Passion Is…
When I was in college, I changed my major five times, all because I couldn’t make up my dang mind. It had nothing to do with the kind of career that I wanted to have or the degree I wanted to graduate with. It wasn’t even because I was weighing my options, trying to figure out what would make me the most money. No. It was because of one single question: what am I passionate about.
It’s a question we’ve all asked or will ask at one point in our life. And for a good reason. We’ve grown up in a world that tells us that if we find what we’re most passionate about, we will never have to work a day. Find what you love and let it kill you. We get sold this idea of passion like it’s this incredible drug, and if we can just find that one thing:
that one thing that fulfills us
that satisfies us
that we were made to do
that makes us happy
If we find it, we are gonna live the good life.
We believe it because we were told it from teachers, parents, from people who said things like, “passion is energy. Feel the power that comes from focusing on what excites you.” that’s Oprah, by the way. If you don’t know who Oprah is, Google her later. Or, “passion is something within us that provides continual enthusiasm, focus, and energy you need to succeed.” Doesn’t that make for a great motivational poster?
I was having a conversation with one of my professors in college, talking to him about this very thing. He knew that I had changed my major so many times and justifiably had some concerns. He was asking the simple question, “why?”
I looked at him and told him, plain and simple, “I don’t know what I’m passionate about.”
He was a funny guy with some fabulous quirky mannerisms. He put a finger to his lips and said, “hmmm… passion. What do you think of when you say that?”
In return, he got the cookie-cutter answer, “I just want to find something that fulfills me. Something that makes me excited.”
Then he asked me, “have you ever heard of The Passion of the Christ?”
Now I’m kind of old, 33. I had just started college shortly after Mel Gibson’s film, The Passion of the Christ, came out. So, of course, I’m like, “yeah, I’ve heard of it. I went and saw it in theaters.”
“Do you know why it’s called the Passion?” He asked. I blanked. I had nothing.
Then came the roundhouse kick to the face. “Because passion isn’t just something that you are excited about. It’s something you love so much that you are willing to suffer for it.”
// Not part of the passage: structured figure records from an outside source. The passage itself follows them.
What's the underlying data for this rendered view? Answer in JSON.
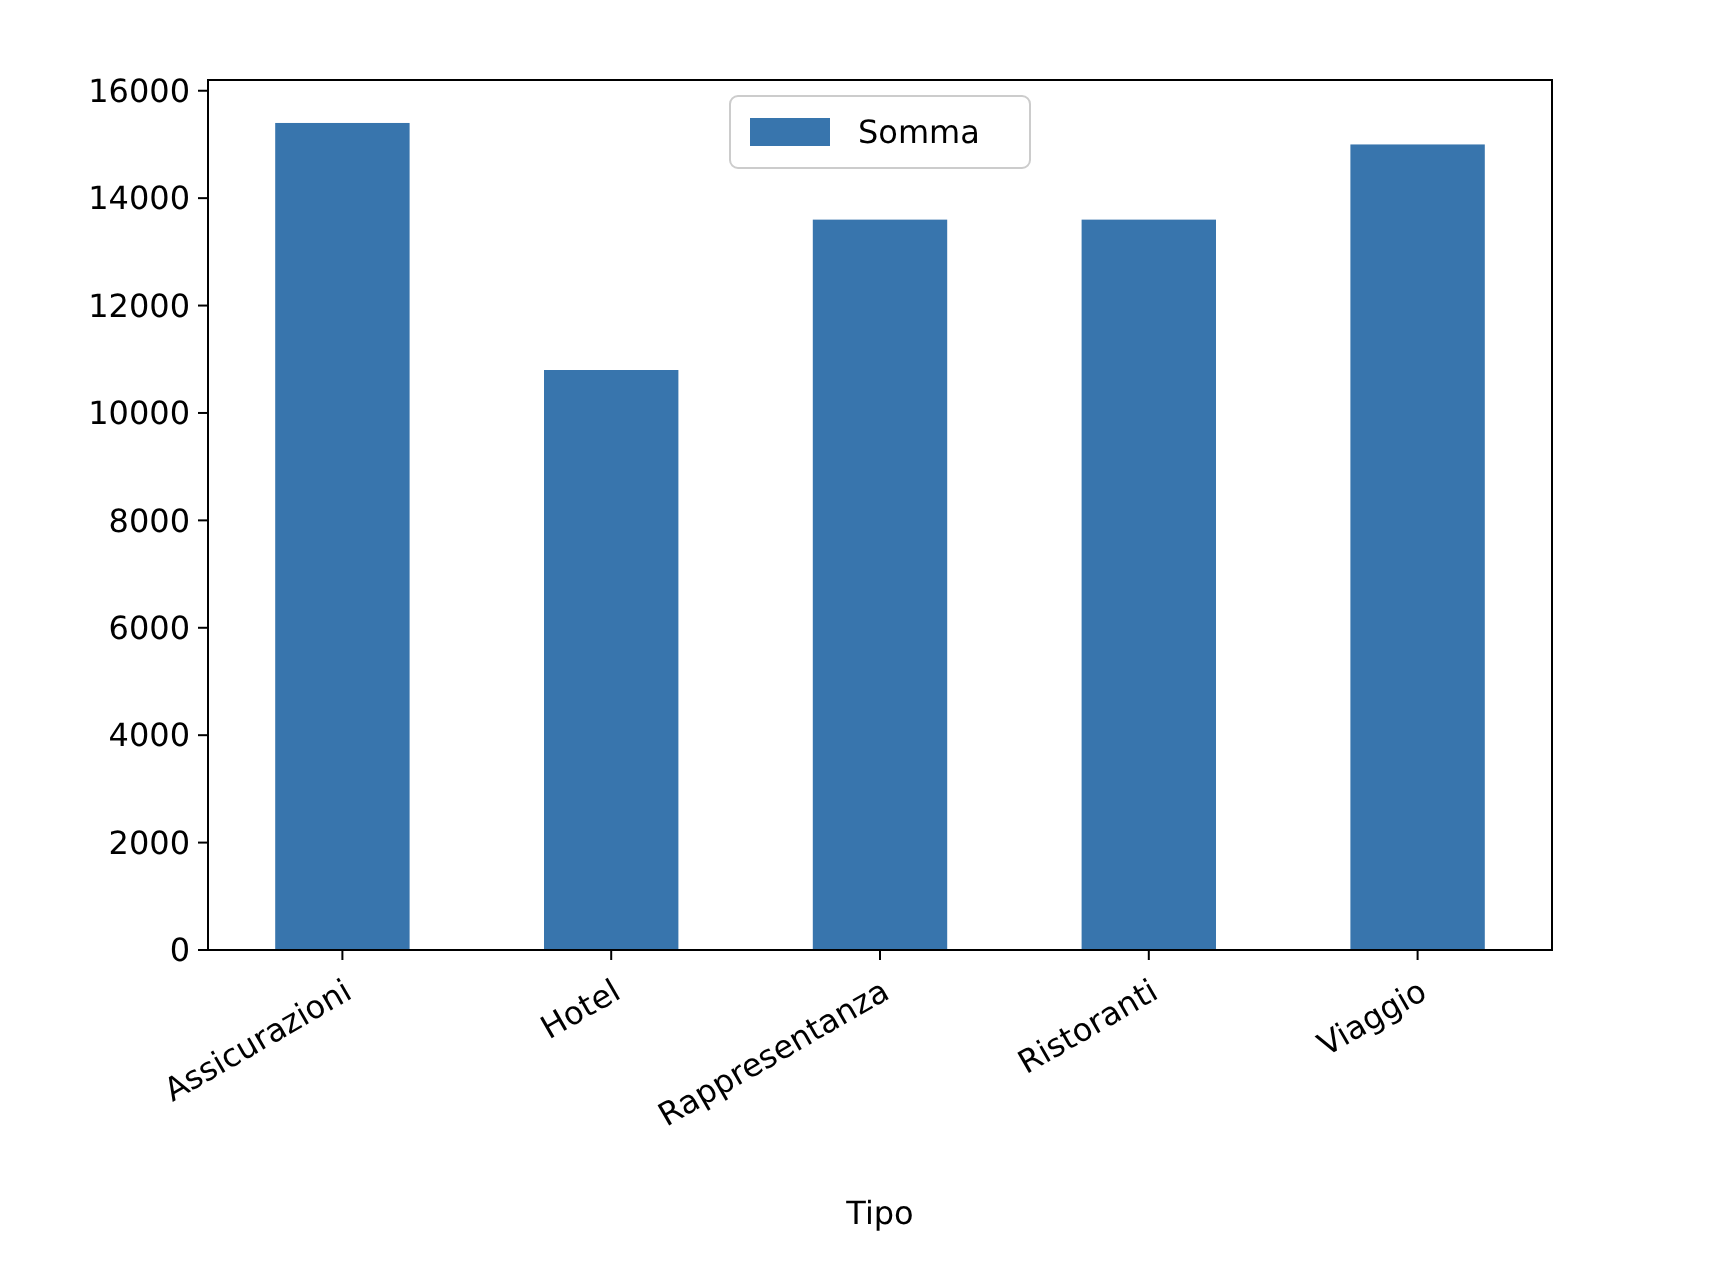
{
  "chart_data": {
    "type": "bar",
    "xlabel": "Tipo",
    "categories": [
      "Assicurazioni",
      "Hotel",
      "Rappresentanza",
      "Ristoranti",
      "Viaggio"
    ],
    "series": [
      {
        "name": "Somma",
        "color": "#3875ad",
        "values": [
          15400,
          10800,
          13600,
          13600,
          15000
        ]
      }
    ],
    "ylim": [
      0,
      16200
    ],
    "yticks": [
      0,
      2000,
      4000,
      6000,
      8000,
      10000,
      12000,
      14000,
      16000
    ],
    "grid": false,
    "legend": "top"
  }
}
You see, the root word of passion is the same Latin word for something that none of us want: patience. The word is poti, and it means to suffer. Passion is not an energy drink. It’s not a Red Bull. It doesn’t look like that at all. Instead, passion looks like the cross. It’s something that we love enough to wake up every day and go to work. At times it’s going to feel like work, and at times it’s going to feel like drudgery. But, it’s the legacy worth leaving and the story worth telling. It’s about writing a better story and believing in it enough to suffer.